From: George Dunlap <dunlapg@umich.edu>
To: Stefano Stabellini <stefano.stabellini@eu.citrix.com>
Cc: "xen-devel@lists.xensource.com" <xen-devel@lists.xensource.com>
Subject: Re: [Hackathon minutes] PV frontends/backends and NUMA machines
Date: Mon, 20 May 2013 14:48:50 +0100	[thread overview]
Message-ID: <CAFLBxZbonzEwo4mF6PTSq6WQjU2haN_Ray-Z_3Td83i=f7zsbA@mail.gmail.com> (raw)
In-Reply-To: <alpine.DEB.2.02.1305201443510.4799@kaball.uk.xensource.com>

On Mon, May 20, 2013 at 2:44 PM, Stefano Stabellini
<stefano.stabellini@eu.citrix.com> wrote:
> Hi all,
> these are my notes from the discussion that we had at the Hackathon
> regarding PV frontends and backends running on NUMA machines.
>
>
> ---
>
> The problem: how can we make sure that frontends and backends run in the
> same NUMA node?
>
> We would need to run one backend kthread per NUMA node: we have already
> one kthread per netback vif (one per guest), we could pin each of them
> on a different NUMA node, the same one the frontend is running on.
>
> But that means that dom0 would be running on several NUMA nodes at once,
> how much of a performance penalty would that be?
> We would need to export NUMA information to dom0, so that dom0 can make
> smart decisions on memory allocations and we would also need to allocate
> memory for dom0 from multiple nodes.
>
> We need a way to automatically allocate the initial dom0 memory in Xen
> in a NUMA-aware way and we need Xen to automatically create one dom0 vcpu
> per NUMA node.
>
> After dom0 boots, the toolstack is going to decide where to place any
> new guests: it allocates the memory from the NUMA node it wants to run
> the guest on and it is going to ask dom0 to allocate the kthread from
> that node too. (Maybe writing the NUMA node on xenstore.)
>
> We need to make sure that the interrupts/MSIs coming from the NIC arrive
> on the same pcpu that is running the vcpu that needs to receive it.
> We need to do irqbalacing in dom0, then Xen automatically will make the
> physical MSIs follow the vcpu automatically.
>
> If the card is multiqueue we need to make sure that we use the multiple
> queues so that we can have difference sources of interrupts/MSIs for
> each vif. This allows us to independently notify each dom0 vcpu.
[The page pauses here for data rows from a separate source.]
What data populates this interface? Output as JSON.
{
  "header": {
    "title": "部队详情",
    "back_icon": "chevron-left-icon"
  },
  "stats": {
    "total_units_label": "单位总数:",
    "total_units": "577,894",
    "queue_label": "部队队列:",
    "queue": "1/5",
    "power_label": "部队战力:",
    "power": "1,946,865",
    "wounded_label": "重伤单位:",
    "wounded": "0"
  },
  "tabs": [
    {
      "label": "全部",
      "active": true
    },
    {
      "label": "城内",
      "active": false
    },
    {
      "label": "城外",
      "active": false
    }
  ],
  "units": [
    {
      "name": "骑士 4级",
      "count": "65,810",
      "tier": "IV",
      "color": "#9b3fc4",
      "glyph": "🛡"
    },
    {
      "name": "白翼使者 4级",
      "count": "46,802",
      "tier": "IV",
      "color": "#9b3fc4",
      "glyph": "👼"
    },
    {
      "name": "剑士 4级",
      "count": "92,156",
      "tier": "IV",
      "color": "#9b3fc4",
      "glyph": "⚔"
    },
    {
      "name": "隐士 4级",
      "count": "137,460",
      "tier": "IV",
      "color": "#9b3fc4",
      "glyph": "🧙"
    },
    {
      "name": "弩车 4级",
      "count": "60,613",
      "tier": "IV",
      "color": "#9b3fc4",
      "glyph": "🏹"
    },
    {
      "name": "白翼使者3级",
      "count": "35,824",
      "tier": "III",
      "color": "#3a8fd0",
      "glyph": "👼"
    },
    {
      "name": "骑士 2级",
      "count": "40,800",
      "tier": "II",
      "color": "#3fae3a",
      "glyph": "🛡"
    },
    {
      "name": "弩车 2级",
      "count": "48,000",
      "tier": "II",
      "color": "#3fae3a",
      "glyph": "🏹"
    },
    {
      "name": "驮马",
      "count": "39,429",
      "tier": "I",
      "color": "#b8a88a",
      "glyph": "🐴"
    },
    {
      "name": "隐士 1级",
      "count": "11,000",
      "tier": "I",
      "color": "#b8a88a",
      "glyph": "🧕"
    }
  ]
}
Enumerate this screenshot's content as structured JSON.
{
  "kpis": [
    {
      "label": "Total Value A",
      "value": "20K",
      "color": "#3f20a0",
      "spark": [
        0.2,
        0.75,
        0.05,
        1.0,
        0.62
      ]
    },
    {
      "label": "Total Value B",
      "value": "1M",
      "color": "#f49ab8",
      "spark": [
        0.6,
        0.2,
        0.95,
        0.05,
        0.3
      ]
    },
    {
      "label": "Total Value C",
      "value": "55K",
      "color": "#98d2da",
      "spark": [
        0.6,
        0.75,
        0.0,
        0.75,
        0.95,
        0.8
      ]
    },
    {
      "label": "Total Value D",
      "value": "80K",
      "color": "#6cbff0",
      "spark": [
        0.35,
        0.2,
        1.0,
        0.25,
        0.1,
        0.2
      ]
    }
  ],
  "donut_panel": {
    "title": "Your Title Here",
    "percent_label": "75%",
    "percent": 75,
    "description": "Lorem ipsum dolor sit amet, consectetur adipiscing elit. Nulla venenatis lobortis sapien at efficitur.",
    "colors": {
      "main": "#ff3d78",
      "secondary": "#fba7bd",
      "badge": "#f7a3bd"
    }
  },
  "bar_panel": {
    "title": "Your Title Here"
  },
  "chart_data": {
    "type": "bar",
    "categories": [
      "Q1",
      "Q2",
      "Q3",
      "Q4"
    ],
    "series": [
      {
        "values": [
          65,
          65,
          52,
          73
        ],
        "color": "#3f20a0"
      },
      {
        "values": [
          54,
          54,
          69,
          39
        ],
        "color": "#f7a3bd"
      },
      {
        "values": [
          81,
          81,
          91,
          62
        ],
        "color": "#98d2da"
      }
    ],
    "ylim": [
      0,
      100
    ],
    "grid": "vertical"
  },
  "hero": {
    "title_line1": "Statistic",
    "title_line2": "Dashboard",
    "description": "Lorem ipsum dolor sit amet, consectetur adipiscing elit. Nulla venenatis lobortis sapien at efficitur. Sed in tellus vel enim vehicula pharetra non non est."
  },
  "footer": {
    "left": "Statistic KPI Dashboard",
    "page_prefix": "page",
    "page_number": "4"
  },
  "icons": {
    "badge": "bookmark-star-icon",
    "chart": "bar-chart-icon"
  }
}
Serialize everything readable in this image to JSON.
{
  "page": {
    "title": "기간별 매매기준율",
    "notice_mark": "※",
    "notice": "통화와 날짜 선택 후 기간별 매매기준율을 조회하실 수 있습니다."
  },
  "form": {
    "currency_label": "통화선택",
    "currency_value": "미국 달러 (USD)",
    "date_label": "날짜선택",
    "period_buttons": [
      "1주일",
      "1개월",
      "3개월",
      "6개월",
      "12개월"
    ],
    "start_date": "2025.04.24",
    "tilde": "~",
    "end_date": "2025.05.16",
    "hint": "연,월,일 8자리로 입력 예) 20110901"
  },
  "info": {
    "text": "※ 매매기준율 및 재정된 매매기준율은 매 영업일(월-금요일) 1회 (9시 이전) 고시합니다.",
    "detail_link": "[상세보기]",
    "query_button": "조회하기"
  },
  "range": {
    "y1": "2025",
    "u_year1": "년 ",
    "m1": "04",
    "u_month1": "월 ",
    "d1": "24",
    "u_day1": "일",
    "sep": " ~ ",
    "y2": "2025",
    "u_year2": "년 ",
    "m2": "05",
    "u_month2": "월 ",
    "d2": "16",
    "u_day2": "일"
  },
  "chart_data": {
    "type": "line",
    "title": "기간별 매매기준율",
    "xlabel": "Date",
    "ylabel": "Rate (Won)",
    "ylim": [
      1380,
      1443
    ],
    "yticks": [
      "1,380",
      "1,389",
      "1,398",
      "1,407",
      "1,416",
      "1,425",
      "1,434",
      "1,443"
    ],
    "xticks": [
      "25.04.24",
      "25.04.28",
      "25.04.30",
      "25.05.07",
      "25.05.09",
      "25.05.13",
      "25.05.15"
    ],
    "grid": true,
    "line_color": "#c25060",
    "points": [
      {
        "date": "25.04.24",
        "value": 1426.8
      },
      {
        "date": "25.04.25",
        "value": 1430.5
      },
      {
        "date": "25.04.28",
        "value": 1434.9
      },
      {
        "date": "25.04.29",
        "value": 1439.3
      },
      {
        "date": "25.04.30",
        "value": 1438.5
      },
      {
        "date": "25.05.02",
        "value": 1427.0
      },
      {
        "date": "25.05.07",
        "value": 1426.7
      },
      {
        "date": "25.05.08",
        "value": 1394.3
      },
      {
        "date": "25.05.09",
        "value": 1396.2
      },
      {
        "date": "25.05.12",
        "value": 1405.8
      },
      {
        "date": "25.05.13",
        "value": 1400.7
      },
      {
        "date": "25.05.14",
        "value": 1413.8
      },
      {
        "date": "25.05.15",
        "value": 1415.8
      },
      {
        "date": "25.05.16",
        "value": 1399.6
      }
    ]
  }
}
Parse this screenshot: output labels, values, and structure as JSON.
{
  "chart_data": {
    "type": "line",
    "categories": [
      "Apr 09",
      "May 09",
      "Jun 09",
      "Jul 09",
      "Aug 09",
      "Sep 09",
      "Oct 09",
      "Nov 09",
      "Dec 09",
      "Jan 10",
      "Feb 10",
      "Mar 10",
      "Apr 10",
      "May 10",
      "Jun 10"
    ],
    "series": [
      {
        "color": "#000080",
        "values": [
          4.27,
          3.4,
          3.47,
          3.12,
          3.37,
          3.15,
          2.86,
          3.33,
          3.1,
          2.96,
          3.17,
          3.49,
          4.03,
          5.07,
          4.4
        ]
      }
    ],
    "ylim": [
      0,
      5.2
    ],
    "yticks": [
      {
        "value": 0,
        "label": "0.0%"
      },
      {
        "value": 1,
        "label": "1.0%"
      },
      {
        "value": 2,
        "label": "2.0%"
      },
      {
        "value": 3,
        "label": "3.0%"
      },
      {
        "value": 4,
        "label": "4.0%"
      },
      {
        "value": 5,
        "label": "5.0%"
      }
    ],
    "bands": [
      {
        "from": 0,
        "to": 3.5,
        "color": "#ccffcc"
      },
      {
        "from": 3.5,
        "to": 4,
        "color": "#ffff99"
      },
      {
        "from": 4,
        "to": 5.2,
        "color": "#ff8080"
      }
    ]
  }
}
So the work items I remember are as follows:
1. Implement NUMA affinity for vcpus
2. Implement Guest NUMA support for PV guests
3. Teach Xen how to make a sensible NUMA allocation layout for dom0
4. Teach the toolstack to pin the netback threads to dom0 vcpus
running on the correct node (s)

Dario will do #1.  I volunteered to take a stab at #2 and #3.  #4 we
should be able to do independently of 2 and 3 -- it should give a
slight performance improvement due to cache proximity even if dom0
memory is striped across the nodes.

Does someone want to volunteer to take a look at #4?  I suspect that
the core technical implementation will be simple, but getting a stable
design that everyone is happy with for the future will take a
significant number of iterations.  Learn from my fail w/ USB hot-plug
in 4.3, and start the design process early. :-)

 -George